King looked back at the girl. There was resoluteness in her eyes. She’d seen her father do enough; King could tell she was ready to end this too. King had no choice but to believe her. And it didn’t matter if he didn’t, because Saajid wasn’t going to reveal his plans regardless. King just had to trust those plans would all fall apart without their leader.
Sam pulled the girl back out into the hall while King pulled Saajid up to a sitting position, pressing his gun to his head.
Saajid looked into King’s eyes. “Now who is playing God?”
Sam came back into the room. “I hear people above us. We have to go!”
As the words left her mouth, a pop and a hissing sound rang out in the hallway behind them, followed by the children’s screams.
Tear gas.
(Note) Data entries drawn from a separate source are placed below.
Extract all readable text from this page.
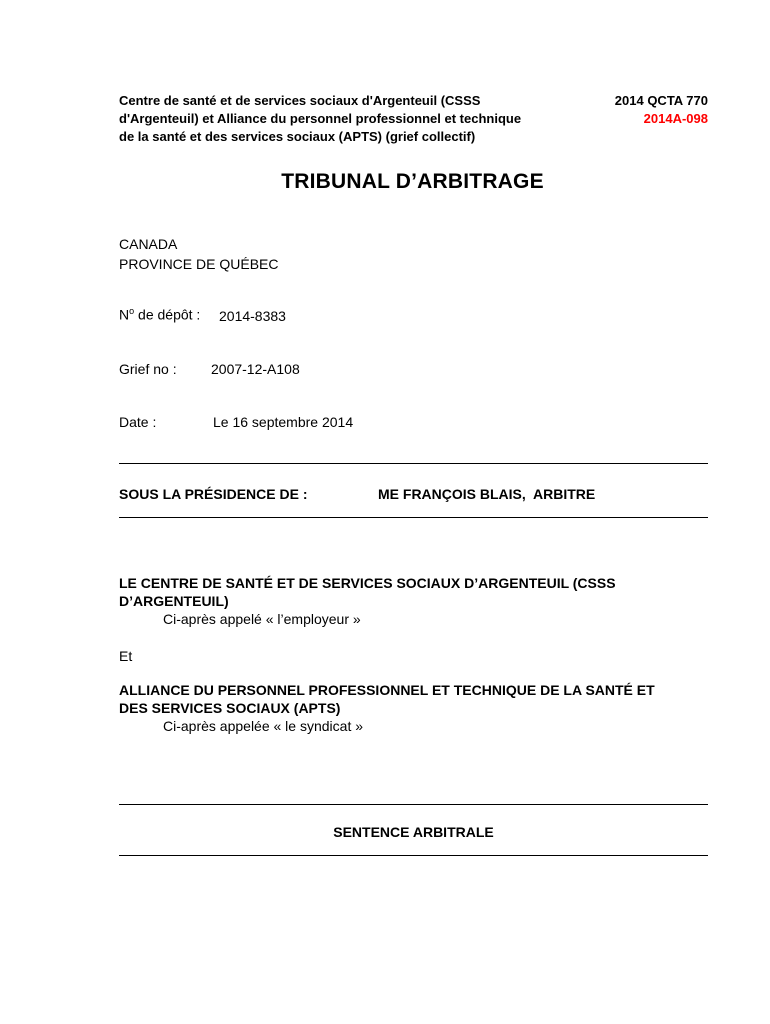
Centre de santé et de services sociaux d'Argenteuil (CSSS
d'Argenteuil) et Alliance du personnel professionnel et technique
de la santé et des services sociaux (APTS) (grief collectif)
2014 QCTA 770
2014A-098
TRIBUNAL D’ARBITRAGE
CANADA
PROVINCE DE QUÉBEC
$N^o$ de dépôt : 2014-8383
Grief no : 2007-12-A108
Date :	Le 16 septembre 2014
SOUS LA PRÉSIDENCE DE :	ME FRANÇOIS BLAIS,  ARBITRE
LE CENTRE DE SANTÉ ET DE SERVICES SOCIAUX D’ARGENTEUIL (CSSS
D’ARGENTEUIL)
Ci-après appelé « l’employeur »
Et
ALLIANCE DU PERSONNEL PROFESSIONNEL ET TECHNIQUE DE LA SANTÉ ET
DES SERVICES SOCIAUX (APTS)
Ci-après appelée « le syndicat »
SENTENCE ARBITRALE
King knew it immediately. What also calculated instantly was that it wasn’t Saajid’s men. It had to be the crew that Deputy Director Rodgers had sent from Athens. They knew Sam was here, so he didn’t think they would just come in shooting, but he couldn’t take that chance. He sprinted past Sam and the kids in the hallway. He closed his eyes and dragged his hands along both sides of the wall to guide him.
“Americans!” King shouted. “We’re Americans!”
The tear gas was getting thick, and when he shouted, he took some in. His throat and eyes began to burn, and he was coughing as he tripped over the first step. He heard the door open above him. “Sam Harrison is down here!” He coughed again as he held up his arms. “I have Saajid, don’t shoot!”
Through watery eyes he saw the four men lower their guns.
“Get Sam and the children out. I’ll get Saajid!” King said in between coughs.